The actual software code or specialized control hardware used to implement these systems and methods is not limiting of the claimed features or this disclosure. Thus, the operation and behavior of the systems and methods were described without reference to the specific software code being understood that software and control hardware can be designed to implement the systems and methods based on the description herein.
When implemented in software, the functions may be stored as one or more instructions or code on a non-transitory computer-readable or processor-readable storage medium. The steps of a method or algorithm disclosed herein may be embodied in a processor-executable software module, which may reside on a computer-readable or processor-readable storage medium. A non-transitory computer-readable or processor-readable media includes both computer storage media and tangible storage media that facilitate transfer of a computer program from one place to another. A non-transitory processor-readable storage media may be any available media that may be accessed by a computer. By way of example, and not limitation, such non-transitory processor-readable media may comprise RAM, ROM, EEPROM, CD-ROM or other optical disk storage, magnetic disk storage or other magnetic storage devices, or any other tangible storage medium that may be used to store desired program code in the form of instructions or data structures and that may be accessed by a computer or processor. Disk and disc, as used herein, include compact disc (CD), laser disc, optical disc, digital versatile disc (DVD), floppy disk, and Blu-ray disc where disks usually reproduce data magnetically, while discs reproduce data optically with lasers. Combinations of the above should also be included within the scope of computer-readable media. Additionally, the operations of a method or algorithm may reside as one or any combination or set of codes and/or instructions on a non-transitory processor-readable medium and/or computer-readable medium, which may be incorporated into a computer program product.

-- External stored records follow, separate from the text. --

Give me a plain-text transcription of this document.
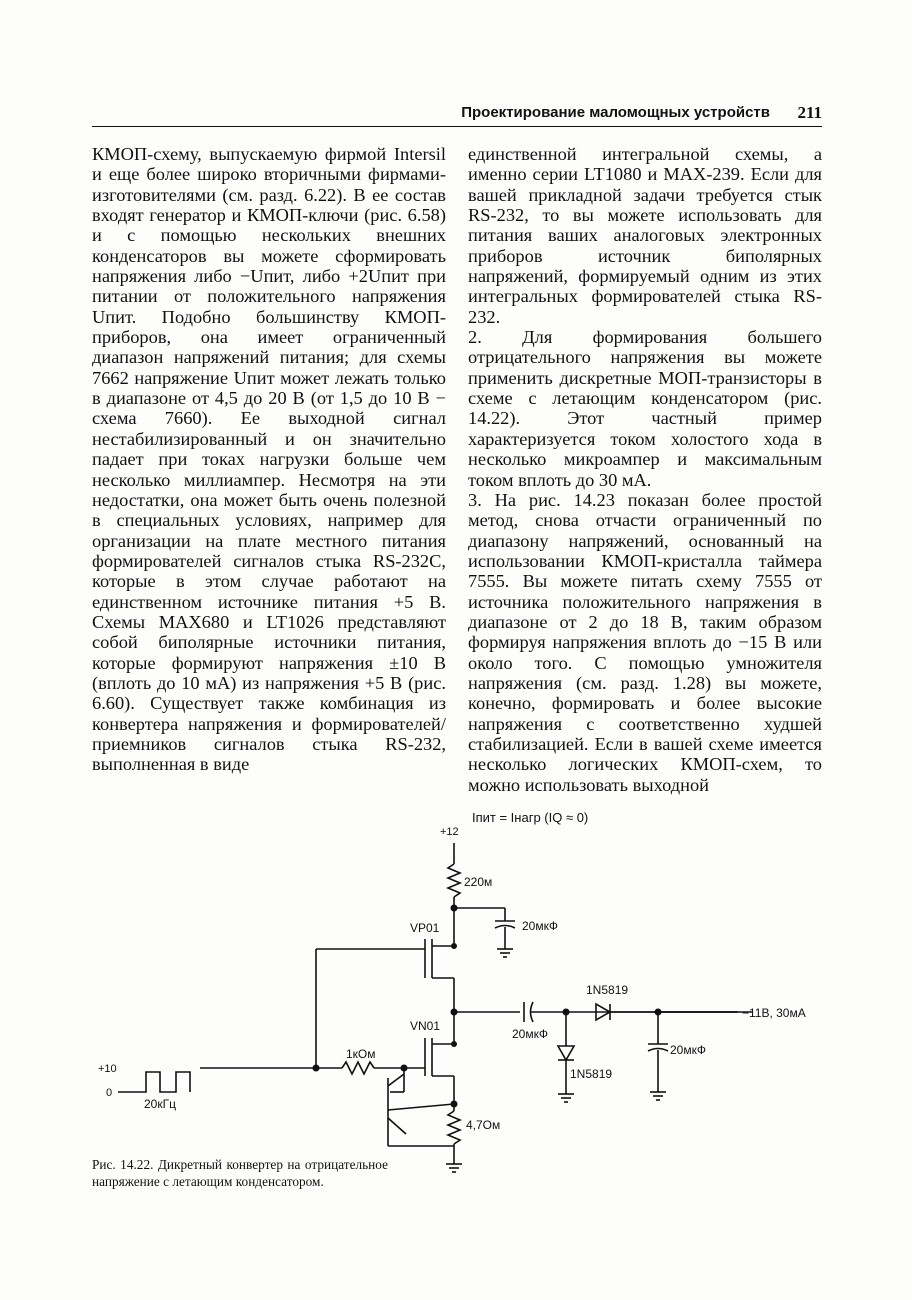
Проектирование маломощных устройств 211

КМОП-схему, выпускаемую фирмой Intersil и еще более широко вторичными фирмами-изготовителями (см. разд. 6.22). В ее состав входят генератор и КМОП-ключи (рис. 6.58) и с помощью нескольких внешних конденсаторов вы можете сформировать напряжения либо −Uпит, либо +2Uпит при питании от положительного напряжения Uпит. Подобно большинству КМОП-приборов, она имеет ограниченный диапазон напряжений питания; для схемы 7662 напряжение Uпит может лежать только в диапазоне от 4,5 до 20 В (от 1,5 до 10 В − схема 7660). Ее выходной сигнал нестабилизированный и он значительно падает при токах нагрузки больше чем несколько миллиампер. Несмотря на эти недостатки, она может быть очень полезной в специальных условиях, например для организации на плате местного питания формирователей сигналов стыка RS-232C, которые в этом случае работают на единственном источнике питания +5 В. Схемы MAX680 и LT1026 представляют собой биполярные источники питания, которые формируют напряжения ±10 В (вплоть до 10 мА) из напряжения +5 В (рис. 6.60). Существует также комбинация из конвертера напряжения и формирователей/приемников сигналов стыка RS-232, выполненная в виде

единственной интегральной схемы, а именно серии LT1080 и MAX-239. Если для вашей прикладной задачи требуется стык RS-232, то вы можете использовать для питания ваших аналоговых электронных приборов источник биполярных напряжений, формируемый одним из этих интегральных формирователей стыка RS-232.

2. Для формирования большего отрицательного напряжения вы можете применить дискретные МОП-транзисторы в схеме с летающим конденсатором (рис. 14.22). Этот частный пример характеризуется током холостого хода в несколько микроампер и максимальным током вплоть до 30 мА.

3. На рис. 14.23 показан более простой метод, снова отчасти ограниченный по диапазону напряжений, основанный на использовании КМОП-кристалла таймера 7555. Вы можете питать схему 7555 от источника положительного напряжения в диапазоне от 2 до 18 В, таким образом формируя напряжения вплоть до −15 В или около того. С помощью умножителя напряжения (см. разд. 1.28) вы можете, конечно, формировать и более высокие напряжения с соответственно худшей стабилизацией. Если в вашей схеме имеется несколько логических КМОП-схем, то можно использовать выходной

Iпит = Iнагр (IQ ≈ 0)
+12
220м
20мкФ
VP01
VN01
1кОм
4,7Ом
20мкФ
1N5819
1N5819
20мкФ
−11В, 30мА
+10
0
20кГц
Рис. 14.22. Дикретный конвертер на отрицательное напряжение с летающим конденсатором.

The preceding description of the disclosed embodiments is provided to enable any person skilled in the art to make or use the embodiments described herein and variations thereof. Various modifications to these embodiments will be readily apparent to those skilled in the art, and the principles defined herein may be applied to other embodiments without departing from the spirit or scope of the subject matter disclosed herein. Thus, the present disclosure is not intended to be limited to the embodiments shown herein but is to be accorded the widest scope consistent with the following claims and the principles and novel features disclosed herein.
While various aspects and embodiments have been disclosed, other aspects and embodiments are contemplated. The various aspects and embodiments disclosed are for purposes of illustration and are not intended to be limiting, with the true scope and spirit being indicated by the following claims.